Sound waves are much like light waves in that they can be reflected off of surfaces. When a sound wave hits a surface, it bounces back, which is what we term reflection. In the scenario of the bat and the wall, the ultrasound waves emitted by the bat are reflected off the wall and return to the bat with the same frequency if the wall is not moving. However, due to the bat's movement towards the wall and the principles of the Doppler effect, the frequency of the sound wave when it returns may be perceived differently by the bat.

Sound wave reflection is involved in numerous real-world applications, such as echolocation used by bats and marine animals, as well as human technologies like sonar and radar systems. Understanding how sound waves reflect off different surfaces is crucial in interpreting sonar readings in navigation, geological mapping, and even in medical ultrasound imaging.

Doppler effect application

The Doppler effect has a wide range of applications in various fields. In astronomy, it helps scientists determine whether a star or galaxy is moving towards or away from Earth based on the shift in frequency of the light source, which in turn contributes to the understanding of the expansion of the universe. Meteorology uses the Doppler effect in weather radar to track the velocity of precipitation, providing critical information for storm prediction and warnings.

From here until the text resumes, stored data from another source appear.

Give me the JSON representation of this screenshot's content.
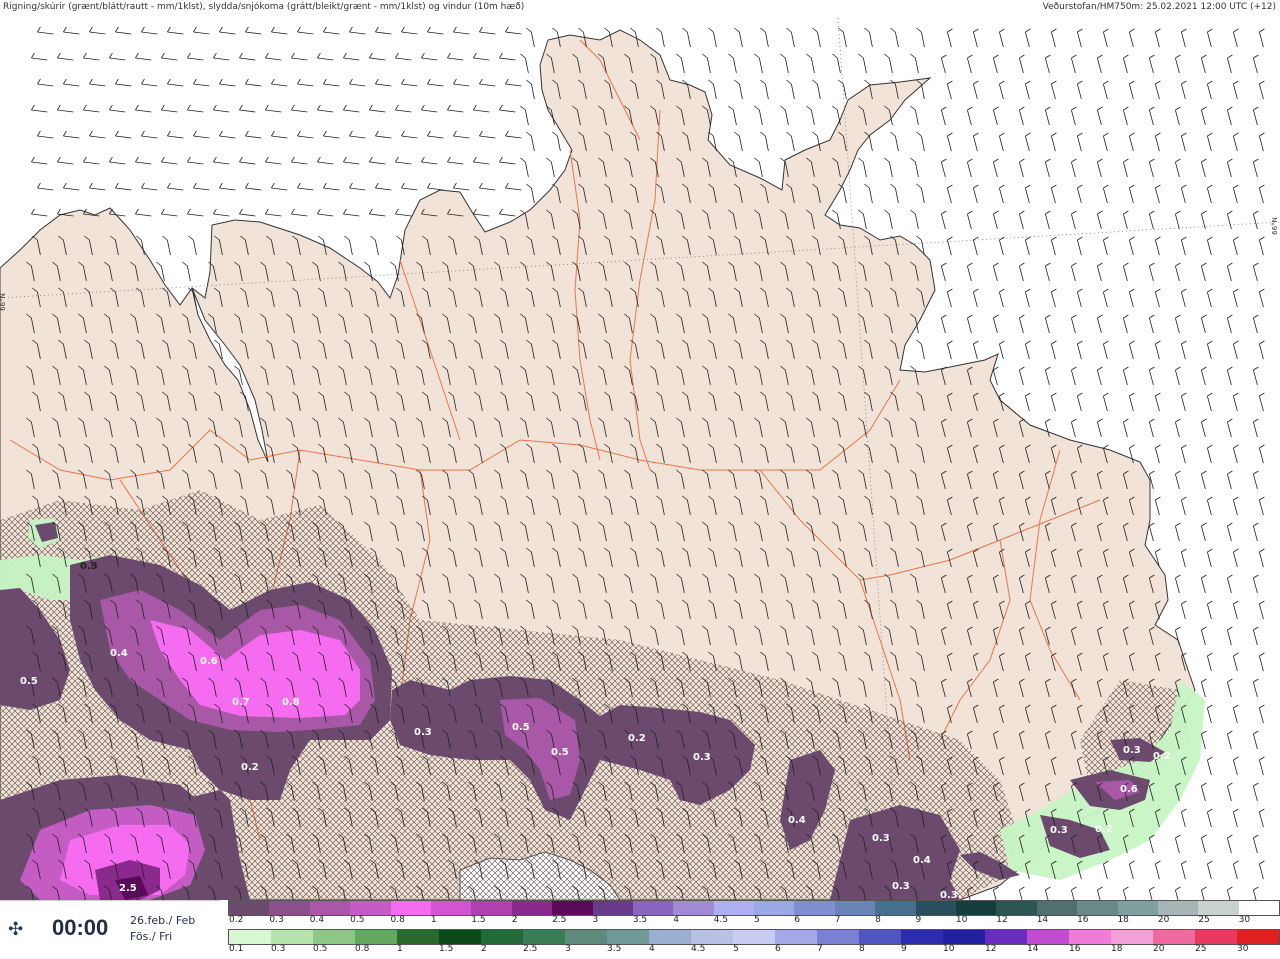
{
  "header": {
    "left_text": "Rigning/skúrir (grænt/blátt/rautt - mm/1klst), slydda/snjókoma (grátt/bleikt/grænt - mm/1klst) og vindur (10m hæð)",
    "right_text": "Veðurstofan/HM750m: 25.02.2021 12:00 UTC (+12)"
  },
  "lat_label": "66°N",
  "time_panel": {
    "icon": "wind-compass-icon",
    "time": "00:00",
    "date_line1": "26.feb./ Feb",
    "date_line2": "Fös./ Fri"
  },
  "legend_snow": {
    "labels": [
      "0.2",
      "0.3",
      "0.4",
      "0.5",
      "0.8",
      "1",
      "1.5",
      "2",
      "2.5",
      "3",
      "3.5",
      "4",
      "4.5",
      "5",
      "6",
      "7",
      "8",
      "9",
      "10",
      "12",
      "14",
      "16",
      "18",
      "20",
      "25",
      "30"
    ],
    "colors": [
      "#6b4a6e",
      "#8b4f8c",
      "#a958a8",
      "#c45cc4",
      "#f56cf0",
      "#d254d0",
      "#b040b0",
      "#8a2a8c",
      "#5c0a5a",
      "#6a3a8a",
      "#8a64c0",
      "#a08ad4",
      "#b0b0f0",
      "#9aa8e4",
      "#7f8fcf",
      "#6a84b8",
      "#46708e",
      "#2a4e5e",
      "#173e3e",
      "#2c5450",
      "#507070",
      "#6a8a88",
      "#80a0a0",
      "#a6b4b6",
      "#c8d0d0",
      "#ffffff"
    ]
  },
  "legend_rain": {
    "labels": [
      "0.1",
      "0.3",
      "0.5",
      "0.8",
      "1",
      "1.5",
      "2",
      "2.5",
      "3",
      "3.5",
      "4",
      "4.5",
      "5",
      "6",
      "7",
      "8",
      "9",
      "10",
      "12",
      "14",
      "16",
      "18",
      "20",
      "25",
      "30"
    ],
    "colors": [
      "#d8f8d4",
      "#b4e4ac",
      "#8cc884",
      "#64a860",
      "#2a6a2a",
      "#0c4a18",
      "#246a38",
      "#3a7c56",
      "#5c8a7c",
      "#6e9a98",
      "#9aaed4",
      "#b8c0e8",
      "#c8ccf4",
      "#a4a8e4",
      "#7a80d4",
      "#5056c0",
      "#2c2cb0",
      "#2020a0",
      "#6a2cc0",
      "#c04cd0",
      "#f07cd8",
      "#f4a0d8",
      "#f06aa0",
      "#e83a60",
      "#e02020"
    ]
  },
  "precip_labels": [
    "0.5",
    "0.3",
    "0.4",
    "0.6",
    "0.7",
    "0.8",
    "0.2",
    "0.3",
    "0.5",
    "0.5",
    "0.2",
    "0.3",
    "0.4",
    "0.3",
    "0.4",
    "0.3",
    "0.3",
    "2.5",
    "0.3",
    "0.2",
    "0.6",
    "0.3",
    "0.2"
  ]
}
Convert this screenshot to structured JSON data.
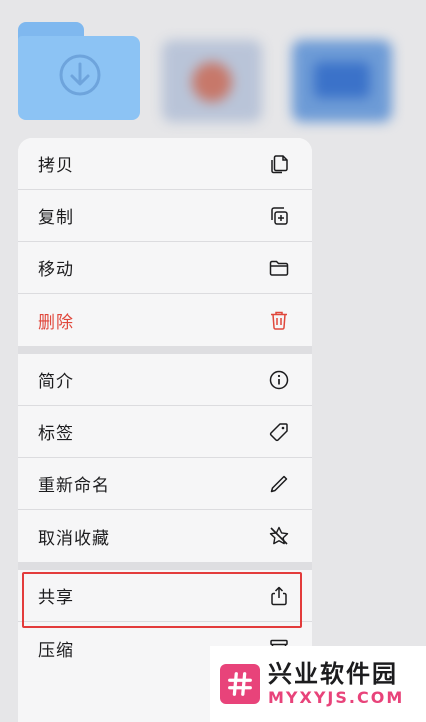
{
  "menu": {
    "groups": [
      {
        "items": [
          {
            "label": "拷贝",
            "icon": "copy-icon"
          },
          {
            "label": "复制",
            "icon": "duplicate-icon"
          },
          {
            "label": "移动",
            "icon": "folder-icon"
          },
          {
            "label": "删除",
            "icon": "trash-icon",
            "destructive": true
          }
        ]
      },
      {
        "items": [
          {
            "label": "简介",
            "icon": "info-icon"
          },
          {
            "label": "标签",
            "icon": "tag-icon"
          },
          {
            "label": "重新命名",
            "icon": "pencil-icon"
          },
          {
            "label": "取消收藏",
            "icon": "star-slash-icon"
          }
        ]
      },
      {
        "items": [
          {
            "label": "共享",
            "icon": "share-icon",
            "highlighted": true
          },
          {
            "label": "压缩",
            "icon": "archive-icon"
          }
        ]
      }
    ]
  },
  "watermark": {
    "title": "兴业软件园",
    "domain": "MYXYJS.COM"
  },
  "colors": {
    "destructive": "#e0473b",
    "highlight_border": "#e33b3b",
    "folder": "#8cc3f4",
    "watermark_accent": "#e8437a"
  }
}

Emergency vehicles leverage this effect to alert people to their approach, as the siren's pitch sounds higher when the vehicle approaches and lowers as it moves away. Medical diagnostics employ the Doppler effect in ultrasound to monitor blood flow in the body. These practical applications show how the Doppler effect is an essential concept in science and technology, having significant impact on safety, healthcare, and our comprehension of natural phenomena.

Sound frequency calculation

Calculating the frequency of a sound wave involves knowing the speed of sound in the medium through which the wave travels and the wavelength of the sound. The general formula for calculating the frequency (\[\begin{equation} f \end{equation}\]) of a wave is:\[\begin{equation}f = \frac{v}{\r} \end{equation}\]
where:

• v is the speed of sound and
• \r is the wavelength.

However, in the context of the Doppler effect, we calculate the perceived frequency based on the relative velocities of the observer and the source. The above formula takes on a specific form for the Doppler effect, incorporating these velocities into the calculation as seen in our bat and wall example. Within this framework, it's important to recognize that the frequency calculated is not the actual frequency emitted by the source, but the one perceived by an observer due to the motion of the source, observer, or both. The Doppler effect equations are thus key to sound frequency calculations in dynamic situations.